OK, I understand this isn't high school baseball. In the end, emotion and fighting words can only do so much. The grind of a 162-game season will reveal every strength, expose every weakness.
We'll find out if the Cubs have indeed passed the Cardinals after what may have been a transformative offseason by what happens on the field.
On the other hand ...
Do not overlook the Cards, or for that matter, the Pirates. There's talent. There's confidence.
Cubs manager Joe Maddon is sure to mention that to his players and coaches. This could again be the grownup division. For long stretches of last season, the NL Central appeared to have the NL's three best teams.
According to Fangraphs.com, these are the NL Central projections:
Cubs 94-68
Cardinals 84-78
Pirates 83-79
After five straight postseason appearances and three straight division titles, the Cardinals are projected to finish 10 games behind the Cubs and one ahead of the Pirates. Last season, St. Louis was the only team to crack the 100-win threshold.
That's a byproduct of the Cubs having all that young talent and going on a $277 million free-agent spending spree this offseason. To add Jason Heyward, Ben Zobrist and John Lackey to a club that won 97 games could create a monster of a team.
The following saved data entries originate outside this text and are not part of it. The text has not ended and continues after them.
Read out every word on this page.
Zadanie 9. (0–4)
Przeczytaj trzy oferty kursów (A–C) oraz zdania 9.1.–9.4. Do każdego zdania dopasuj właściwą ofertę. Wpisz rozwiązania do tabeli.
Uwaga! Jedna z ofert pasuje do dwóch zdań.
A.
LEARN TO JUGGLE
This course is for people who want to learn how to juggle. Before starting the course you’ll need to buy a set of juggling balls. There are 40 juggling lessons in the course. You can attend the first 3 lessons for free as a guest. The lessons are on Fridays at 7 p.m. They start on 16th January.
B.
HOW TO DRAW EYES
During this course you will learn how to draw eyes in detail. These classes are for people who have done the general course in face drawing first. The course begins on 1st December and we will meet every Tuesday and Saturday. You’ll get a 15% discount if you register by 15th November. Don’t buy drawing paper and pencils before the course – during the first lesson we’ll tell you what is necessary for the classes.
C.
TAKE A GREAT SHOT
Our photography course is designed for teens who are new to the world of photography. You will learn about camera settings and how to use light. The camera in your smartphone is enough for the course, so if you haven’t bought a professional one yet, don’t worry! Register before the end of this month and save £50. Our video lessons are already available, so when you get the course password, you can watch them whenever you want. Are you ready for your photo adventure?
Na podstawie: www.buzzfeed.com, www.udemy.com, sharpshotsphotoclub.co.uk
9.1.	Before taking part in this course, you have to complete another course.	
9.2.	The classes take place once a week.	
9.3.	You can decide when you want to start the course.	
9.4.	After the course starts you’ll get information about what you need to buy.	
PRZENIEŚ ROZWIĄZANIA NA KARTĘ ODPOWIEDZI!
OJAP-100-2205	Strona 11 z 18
Meanwhile, the Cardinals went hard for Heyward and David Price, but came up short. Their big free-agent addition has been getting Mike Leake to replace injured Lance Lynn in the rotation.
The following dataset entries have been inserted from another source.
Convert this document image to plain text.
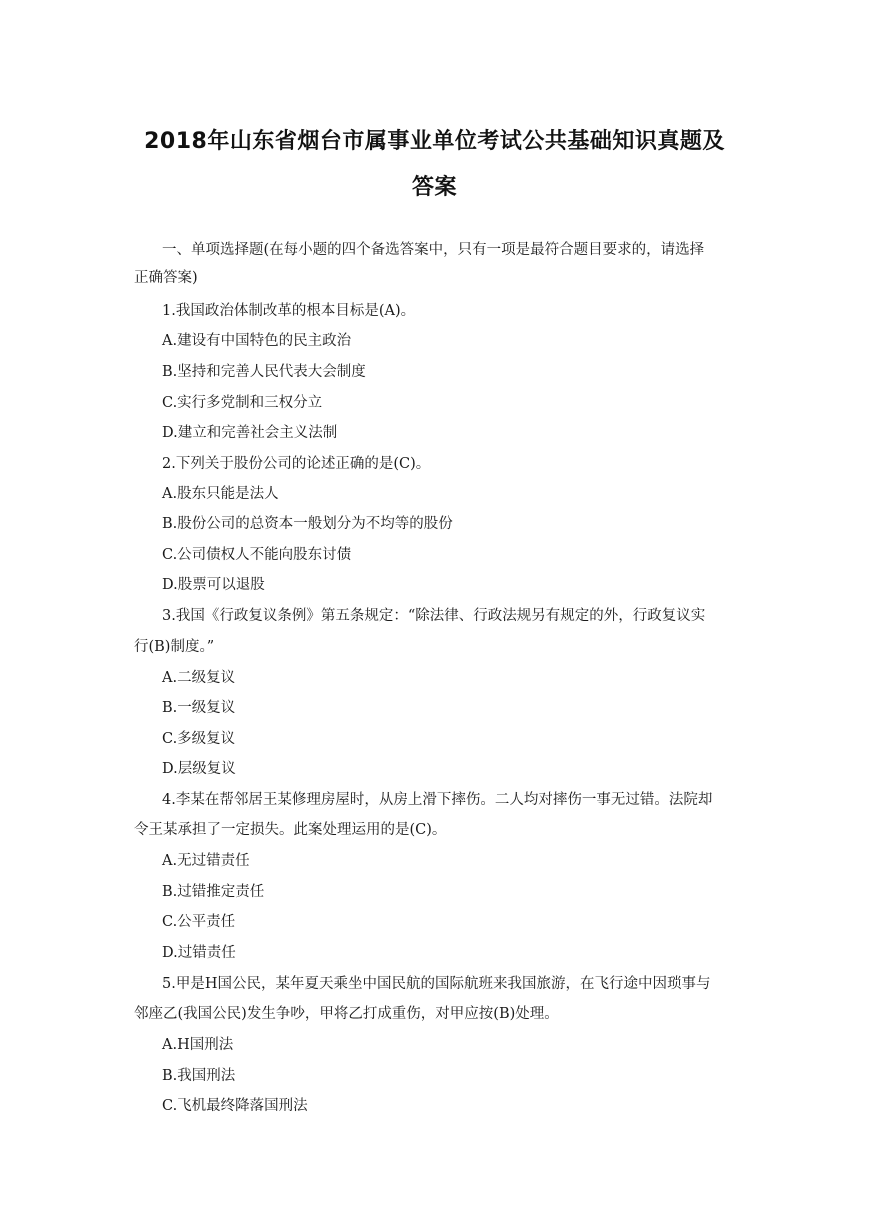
2018年山东省烟台市属事业单位考试公共基础知识真题及
答案
一、单项选择题(在每小题的四个备选答案中，只有一项是最符合题目要求的，请选择
正确答案)
1.我国政治体制改革的根本目标是(A)。
A.建设有中国特色的民主政治
B.坚持和完善人民代表大会制度
C.实行多党制和三权分立
D.建立和完善社会主义法制
2.下列关于股份公司的论述正确的是(C)。
A.股东只能是法人
B.股份公司的总资本一般划分为不均等的股份
C.公司债权人不能向股东讨债
D.股票可以退股
3.我国《行政复议条例》第五条规定：“除法律、行政法规另有规定的外，行政复议实
行(B)制度。”
A.二级复议
B.一级复议
C.多级复议
D.层级复议
4.李某在帮邻居王某修理房屋时，从房上滑下摔伤。二人均对摔伤一事无过错。法院却
令王某承担了一定损失。此案处理运用的是(C)。
A.无过错责任
B.过错推定责任
C.公平责任
D.过错责任
5.甲是H国公民，某年夏天乘坐中国民航的国际航班来我国旅游，在飞行途中因琐事与
邻座乙(我国公民)发生争吵，甲将乙打成重伤，对甲应按(B)处理。
A.H国刑法
B.我国刑法
C.飞机最终降落国刑法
If you're a Cardinals fan, though, there's still hope -- plenty of it. For one thing, the Cards still have money to spend if something comes up they're comfortable doing.
But what they've also done is stick to their core belief of producing their own players. In addition, they believe that when players have earned a shot in the big leagues, they ought to get that shot.
To quote Braves president John Schuerholz, "If you've got young players who are ready, it can be ruinous to an organization not to give them that chance."
Accordingly, projections about the Cardinals perhaps can't accurately predict production for Stephen Piscotty, Randal Grichuk and Tommy Pham. Between them, they've had fewer than 1,000 Major League at-bats (821 to be precise).

The Cards do not know how good the three of them will be, but in Piscotty's case, there's star potential.
There are other questions. This is a big season for Matt Adams, who played just 60 games last season but has looked like a future star at times. During the 2013-2014 seasons, he hit 32 home runs in 823 at-bats and had an .800 OPS.
Likewise, the rotation has questions that can be answered only over the course of an entire season. If Jaime Garcia is healthy, and if Marco Gonzales and Tim Cooney provide insurance at Triple-A, the Cardinals would again be in a very good place.
Here's the point: there's plenty to like about the Cards. The lineup needs the younger players to produce in addition to Matt Carpenter, Holliday, etc.
What's the alternative? The Cardinals pushed to sign Heyward. When that didn't work out, they decided not to simply throw money at the next available free agent.
General manager John Mozeliak's genius has been his ability to see a larger whole and to assign a value to each player.
How often has Mozeliak been wrong? Five consecutive postseason appearances emphatically answer that question. Cards fans would point out there hasn't been a championship since 2011. Nothing wrong with that.
In St. Louis, the bar is higher than most other places. That's why it's the best baseball city on the planet and why baseball season runs, oh, 365 days a year.
If Mozeliak is wrong about Piscotty, Grichuk, etc., it could be a tough, disappointing season in St. Louis. But the Cardinals haven't been wrong very often in recent years. Wouldn't it be a kick in the pants if they won 100 games again?